They had most of the facts right. If a majority of the free state men would have objected to the claim that they held to abolition doctrines, then they couldn’t argue that they had abolitionists in their midst. Nor could they deny, after so many meetings where they declared it eagerly, that they proposed to nullify the enactments of the proslavery legislature. Forming their own government and writing a constitution counted as open defiance.

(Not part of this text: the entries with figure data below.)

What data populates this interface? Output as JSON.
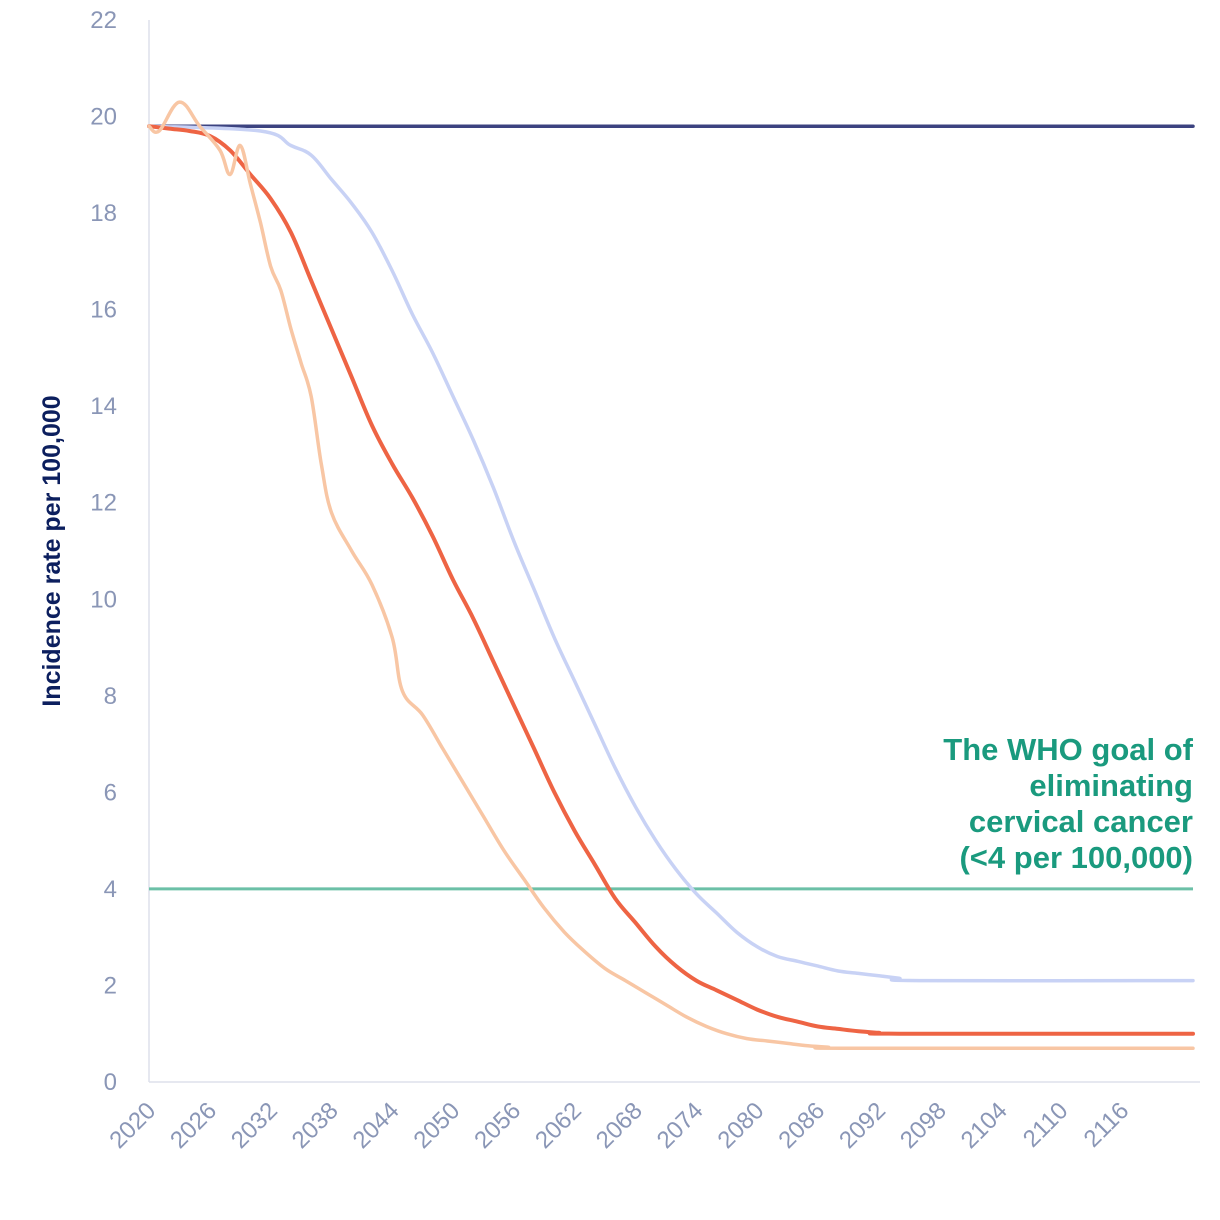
{
  "chart_data": {
    "type": "line",
    "title": "",
    "xlabel": "",
    "ylabel": "Incidence rate per 100,000",
    "x_range": [
      2020,
      2123
    ],
    "ylim": [
      0,
      22
    ],
    "y_ticks": [
      0,
      2,
      4,
      6,
      8,
      10,
      12,
      14,
      16,
      18,
      20,
      22
    ],
    "x_ticks": [
      2020,
      2026,
      2032,
      2038,
      2044,
      2050,
      2056,
      2062,
      2068,
      2074,
      2080,
      2086,
      2092,
      2098,
      2104,
      2110,
      2116
    ],
    "grid": false,
    "legend": "none",
    "annotation": {
      "lines": [
        "The WHO goal of",
        "eliminating",
        "cervical cancer",
        "(<4 per 100,000)"
      ],
      "color": "#1a9a7e"
    },
    "threshold": {
      "value": 4,
      "color": "#6cc0a7"
    },
    "series": [
      {
        "color": "#3c4380",
        "points": [
          [
            2020,
            19.8
          ],
          [
            2123,
            19.8
          ]
        ]
      },
      {
        "color": "#c8d2f5",
        "points": [
          [
            2020,
            19.8
          ],
          [
            2031,
            19.7
          ],
          [
            2034,
            19.4
          ],
          [
            2036,
            19.2
          ],
          [
            2038,
            18.7
          ],
          [
            2040,
            18.2
          ],
          [
            2042,
            17.6
          ],
          [
            2044,
            16.8
          ],
          [
            2046,
            15.9
          ],
          [
            2048,
            15.1
          ],
          [
            2050,
            14.2
          ],
          [
            2052,
            13.3
          ],
          [
            2054,
            12.3
          ],
          [
            2056,
            11.2
          ],
          [
            2058,
            10.2
          ],
          [
            2060,
            9.2
          ],
          [
            2062,
            8.3
          ],
          [
            2064,
            7.4
          ],
          [
            2066,
            6.5
          ],
          [
            2068,
            5.7
          ],
          [
            2070,
            5.0
          ],
          [
            2072,
            4.4
          ],
          [
            2074,
            3.9
          ],
          [
            2076,
            3.5
          ],
          [
            2078,
            3.1
          ],
          [
            2080,
            2.8
          ],
          [
            2082,
            2.6
          ],
          [
            2084,
            2.5
          ],
          [
            2086,
            2.4
          ],
          [
            2088,
            2.3
          ],
          [
            2090,
            2.25
          ],
          [
            2092,
            2.2
          ],
          [
            2094,
            2.15
          ],
          [
            2096,
            2.1
          ],
          [
            2123,
            2.1
          ]
        ]
      },
      {
        "color": "#ee6444",
        "points": [
          [
            2020,
            19.8
          ],
          [
            2022,
            19.75
          ],
          [
            2024,
            19.7
          ],
          [
            2026,
            19.6
          ],
          [
            2028,
            19.3
          ],
          [
            2030,
            18.8
          ],
          [
            2032,
            18.3
          ],
          [
            2034,
            17.6
          ],
          [
            2036,
            16.6
          ],
          [
            2038,
            15.6
          ],
          [
            2040,
            14.6
          ],
          [
            2042,
            13.6
          ],
          [
            2044,
            12.8
          ],
          [
            2046,
            12.1
          ],
          [
            2048,
            11.3
          ],
          [
            2050,
            10.4
          ],
          [
            2052,
            9.6
          ],
          [
            2054,
            8.7
          ],
          [
            2056,
            7.8
          ],
          [
            2058,
            6.9
          ],
          [
            2060,
            6.0
          ],
          [
            2062,
            5.2
          ],
          [
            2064,
            4.5
          ],
          [
            2066,
            3.8
          ],
          [
            2068,
            3.3
          ],
          [
            2070,
            2.8
          ],
          [
            2072,
            2.4
          ],
          [
            2074,
            2.1
          ],
          [
            2076,
            1.9
          ],
          [
            2078,
            1.7
          ],
          [
            2080,
            1.5
          ],
          [
            2082,
            1.35
          ],
          [
            2084,
            1.25
          ],
          [
            2086,
            1.15
          ],
          [
            2088,
            1.1
          ],
          [
            2090,
            1.05
          ],
          [
            2092,
            1.02
          ],
          [
            2094,
            1.0
          ],
          [
            2123,
            1.0
          ]
        ]
      },
      {
        "color": "#f8c6a4",
        "points": [
          [
            2020,
            19.8
          ],
          [
            2021,
            19.7
          ],
          [
            2023,
            20.3
          ],
          [
            2025,
            19.8
          ],
          [
            2027,
            19.3
          ],
          [
            2028,
            18.8
          ],
          [
            2029,
            19.4
          ],
          [
            2030,
            18.6
          ],
          [
            2031,
            17.8
          ],
          [
            2032,
            16.9
          ],
          [
            2033,
            16.4
          ],
          [
            2034,
            15.6
          ],
          [
            2035,
            14.9
          ],
          [
            2036,
            14.2
          ],
          [
            2037,
            12.8
          ],
          [
            2038,
            11.8
          ],
          [
            2040,
            11.0
          ],
          [
            2042,
            10.3
          ],
          [
            2044,
            9.2
          ],
          [
            2045,
            8.1
          ],
          [
            2047,
            7.6
          ],
          [
            2049,
            6.9
          ],
          [
            2051,
            6.2
          ],
          [
            2053,
            5.5
          ],
          [
            2055,
            4.8
          ],
          [
            2057,
            4.2
          ],
          [
            2059,
            3.6
          ],
          [
            2061,
            3.1
          ],
          [
            2063,
            2.7
          ],
          [
            2065,
            2.35
          ],
          [
            2067,
            2.1
          ],
          [
            2069,
            1.85
          ],
          [
            2071,
            1.6
          ],
          [
            2073,
            1.35
          ],
          [
            2075,
            1.15
          ],
          [
            2077,
            1.0
          ],
          [
            2079,
            0.9
          ],
          [
            2081,
            0.85
          ],
          [
            2083,
            0.8
          ],
          [
            2085,
            0.75
          ],
          [
            2087,
            0.72
          ],
          [
            2089,
            0.7
          ],
          [
            2123,
            0.7
          ]
        ]
      }
    ]
  }
}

So the proslavery men faced a crisis. The laws they enacted to keep Kansas safe for slavery appeared to have little force. The government they instituted for the same purpose now had a rival. Kansas seemed out of control and that anarchy would abet abolition with its economic ruin and race wars. Their enemies came together in an unholy alliance:

Men from the North, bred in an atmosphere of hostility to the Institutions of the South-and from the East, with all the bigotry of the ancient Puritans, their forefathers-and from the South, with their fiery hot blood, and impetuous temper, impotent of any restraint-and the bold Pioneer of the West, rude and uncultivated, have all met on our soil as one common centre, and now compose one distinct political organization.

Here the proslavery men had the worst of all worlds: Northeastern Puritan hatred and religious fanaticism joined to the rage of a son of the South joined to the rude, rough ways of the West. Everything a proslavery man might fear, and one thing he might otherwise have relied on, came together against him as a single body. In defiance of all expectations, these disparates maintained and strengthened their unity, “settled down with a community of mutual brotherly love.”

John Stringfellow, Speaker of the House of Kansas

John Stringfellow, Speaker of the House of Kansas

Despite all of that, Kansas had enjoyed the blessings of good government. The strength of the American character and its commitment “to live in harmony and in accordance with the eternal principles of justice and right” had ruled over the “grosser passions” of Kansans to date. Kansas “advanced rapidly in all things tending to develope the greatness of her future destiny”. The “boundless resources” of the “lovely plains” promised a pleasant and lucrative future to all.

It would be unbecoming the settlers of such a domain to lose all the advantages they are sure to reap, by permitting anarchy and confusion to run riot and dispel the law-abiding portion of the community. Rather let all the lovers of Law and Order combine to resist the efforts which are now being made to throw distraction in our midst. Let us with firm composure assure those who are now opposing us, that treason cannot find a resting place in Kansas,-without a straight maintenance of law and order, there can be no security for our persons or property.

Kansas had a wonderful future ahead of it but the abolitionists would burn it all to the ground if given half a chance. It fell on good, patriotic Kansans to unite for law and order or the Black Republicans and their fellow travelers would destroy it all.